O deputado federal Aluísio Mendes (Republicanos-MA) foi escolhido para presidir o colegiado. A relatoria ficará com o deputado Mendonça Filho (PL-PE), que também foi responsável pelo relatório da PEC da Segurança Pública.
O prazo regimental para que uma PEC seja aprovada é de 40 sessões do plenário. Se aprovado na comissão, seguirá para o plenário da Câmara dos Deputados, onde precisa de dois turnos de votação de ao menos 3/5 dos deputados para seguir para o Senado.
O relatório final, no entanto, não será votado antes das eleições gerais de outubro. A proposta conta com forte apelo tanto da direita como da esquerda, mas o lado alinhado ao ex-presidente Jair Bolsonaro (PL) costuma ser mais contundente.

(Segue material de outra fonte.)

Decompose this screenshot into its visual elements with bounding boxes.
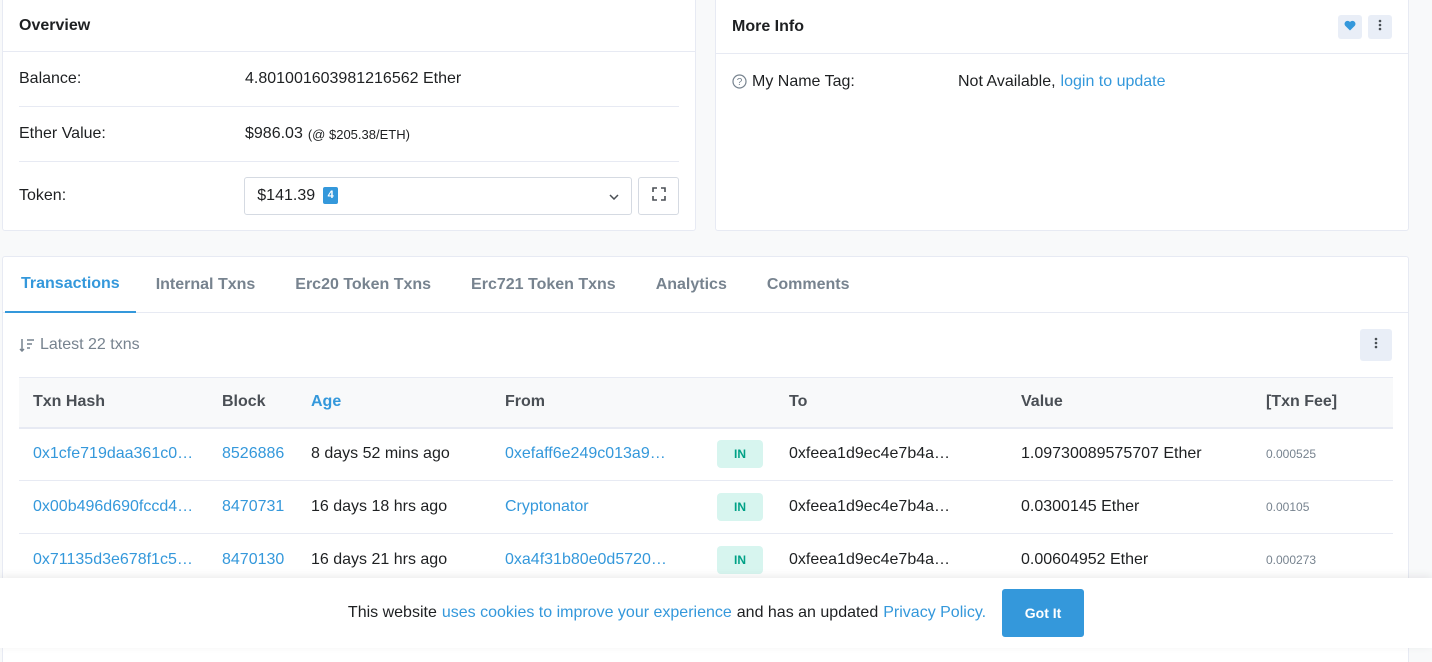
ether-value-row: Ether Value: $986.03 (@ $205.38/ETH) [19,107,679,162]
from-link[interactable]: Cryptonator [505,498,589,515]
token-value: $141.39 [257,187,316,204]
from-link[interactable]: 0xa4f31b80e0d5720… [505,551,667,568]
cookie-text-middle: and has an updated [736,604,879,621]
ether-value: $986.03 [245,125,303,142]
to-cell: 0xfeea1d9ec4e7b4a… [775,427,1007,481]
tab-erc20-token-txns[interactable]: Erc20 Token Txns [275,257,451,313]
fee-cell: 0.00105 [1266,500,1310,514]
from-link[interactable]: 0xefaff6e249c013a9… [505,445,666,462]
kebab-icon [1378,18,1382,36]
txn-hash-link[interactable]: 0x00b496d690fccd4… [33,498,193,515]
more-info-card: More Info ? My Name Tag: Not Available, … [715,0,1409,231]
balance-value: 4.801001603981216562 Ether [245,70,462,87]
age-cell: 8 days 52 mins ago [297,427,491,481]
name-tag-value: Not Available, [958,72,1056,90]
token-count-badge: 4 [323,187,339,204]
to-cell: 0xfeea1d9ec4e7b4a… [775,480,1007,534]
tab-internal-txns[interactable]: Internal Txns [136,257,276,313]
col-to: To [775,377,1007,429]
col-txn-fee[interactable]: [Txn Fee] [1252,377,1393,429]
col-direction [703,377,775,429]
kebab-icon [1374,336,1378,354]
table-header-row: Txn Hash Block Age From To Value [Txn Fe… [19,377,1393,429]
value-cell: 1.09730089575707 Ether [1007,427,1252,481]
more-info-header: More Info [716,0,1408,54]
block-link[interactable]: 8526886 [222,445,284,462]
got-it-button[interactable]: Got It [1002,589,1085,637]
ether-rate: (@ $205.38/ETH) [307,126,410,142]
cookie-text-start: This website [347,604,437,621]
tab-analytics[interactable]: Analytics [636,257,747,313]
age-cell: 16 days 18 hrs ago [297,480,491,534]
name-tag-label-group: ? My Name Tag: [732,73,958,91]
col-age[interactable]: Age [297,377,491,429]
fee-cell: 0.000273 [1266,553,1317,567]
in-badge: IN [717,493,763,521]
more-info-actions [1332,15,1392,39]
sort-icon [19,338,35,352]
tab-transactions[interactable]: Transactions [5,257,136,313]
token-dropdown-value: $141.39 4 [257,187,339,205]
tabs-bar: Transactions Internal Txns Erc20 Token T… [3,257,1408,313]
help-icon[interactable]: ? [732,74,747,89]
overview-title: Overview [3,0,695,52]
table-row: 0x1cfe719daa361c0… 8526886 8 days 52 min… [19,427,1393,481]
cookie-banner: This website uses cookies to improve you… [0,578,1432,648]
table-options-button[interactable] [1360,329,1392,361]
cookie-policy-link[interactable]: uses cookies to improve your experience [442,604,732,622]
fee-cell: 0.000525 [1266,447,1317,462]
col-txn-hash: Txn Hash [19,377,208,429]
privacy-policy-link[interactable]: Privacy Policy. [883,604,986,622]
token-label: Token: [19,187,67,204]
name-tag-label: My Name Tag: [752,72,855,90]
table-row: 0x00b496d690fccd4… 8470731 16 days 18 hr… [19,480,1393,534]
col-from: From [491,377,703,429]
expand-button[interactable] [638,177,679,215]
txn-summary-bar: Latest 22 txns [3,313,1408,377]
value-cell: 0.0300145 Ether [1007,480,1252,534]
txn-hash-link[interactable]: 0x1cfe719daa361c0… [33,445,193,462]
block-link[interactable]: 8470731 [222,498,284,515]
chevron-down-icon [609,187,619,205]
overview-card: Overview Balance: 4.801001603981216562 E… [2,0,696,231]
balance-label: Balance: [19,70,82,87]
block-link[interactable]: 8470130 [222,551,284,568]
col-value: Value [1007,377,1252,429]
txn-count-text: Latest 22 txns [40,336,140,353]
expand-icon [651,186,666,206]
in-badge: IN [717,440,763,469]
name-tag-row: ? My Name Tag: Not Available, login to u… [732,54,1392,109]
in-badge: IN [717,546,763,574]
txn-summary: Latest 22 txns [19,336,140,354]
token-dropdown[interactable]: $141.39 4 [244,177,633,215]
svg-text:?: ? [737,77,743,88]
more-info-title: More Info [732,18,804,35]
heart-icon [1344,18,1356,36]
tab-erc721-token-txns[interactable]: Erc721 Token Txns [451,257,636,313]
login-to-update-link[interactable]: login to update [1061,73,1166,91]
ether-value-label: Ether Value: [19,125,106,142]
transactions-table: Txn Hash Block Age From To Value [Txn Fe… [19,377,1393,587]
favorite-button[interactable] [1338,15,1362,39]
col-block: Block [208,377,297,429]
balance-row: Balance: 4.801001603981216562 Ether [19,52,679,107]
token-row: Token: $141.39 4 [19,162,679,230]
txn-hash-link[interactable]: 0x71135d3e678f1c5… [33,551,193,568]
tab-comments[interactable]: Comments [747,257,870,313]
more-options-button[interactable] [1368,15,1392,39]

Enquanto a direita defede que tenham penas mais duras para os menores de 18 anos, os da esquerda entendem que a redução leva a um encarceramento em massa.
Entenda a PEC
A proposta original, apresentada pelo ex-deputado federal Gonzaga Patriota (PSB-PE), previa a antecipação da maioridade civil para 16 anos.
Na prática, o texto estabelecia a obrigatoriedade do voto a partir dessa idade e reduzia a idade mínima para a disputa de cargos públicos. No entanto, o relatório do deputado federal Coronel Assis (PL-MT), rejeitou esta parte. O texto foi considerado constitucional pela Comissão de Constituição e Justiça em junho.
A PEC foi apensada a outras duas propostas. A PEC nº 8/2026 previa a responsabilização penal de adolescentes em situações específicas, como a prática de crimes hediondos e de extrema crueldade. Já a PEC nº 9/2026 buscava responsabilizar adolescentes entre 12 e 16 anos pela prática de crimes graves, incluindo homicídios e delitos cometidos com violência ou grave ameaça.
Apesar de ter considerado as três propostas admissíveis, o relator construiu o texto em cima de um modelho semelhante ao aprovado pela Câmara em 2015, durante a análise da PEC nº 171/1993. A definição, no entanto, será discutida ao longo dos trabalhos da comissão especial.
A proposta aprovada pela Câmara naquele ano mantinha a inimputabilidade penal como regra, mas previa a redução da maioridade para 16 anos exclusivamente nos casos de crimes hediondos, homicídio doloso, quando há intenção de matar, e lesão corporal seguida de morte.
Articulação
O avanço da PEC ocorreu após um acordo articulado pelo presidente da Câmara, Hugo Motta (Republicanos-PB). A redução da maioridade penal havia sido incluída no substitutivo da PEC da Segurança Pública.
Na ocasião, Mendonça Filho, que era o relator da proposta, defendia a realização de um plebiscito sobre a redução da maioridade penal. Após um apelo dos líderes partidários, porém, ele concordou em retirar esse trecho da versão final do texto.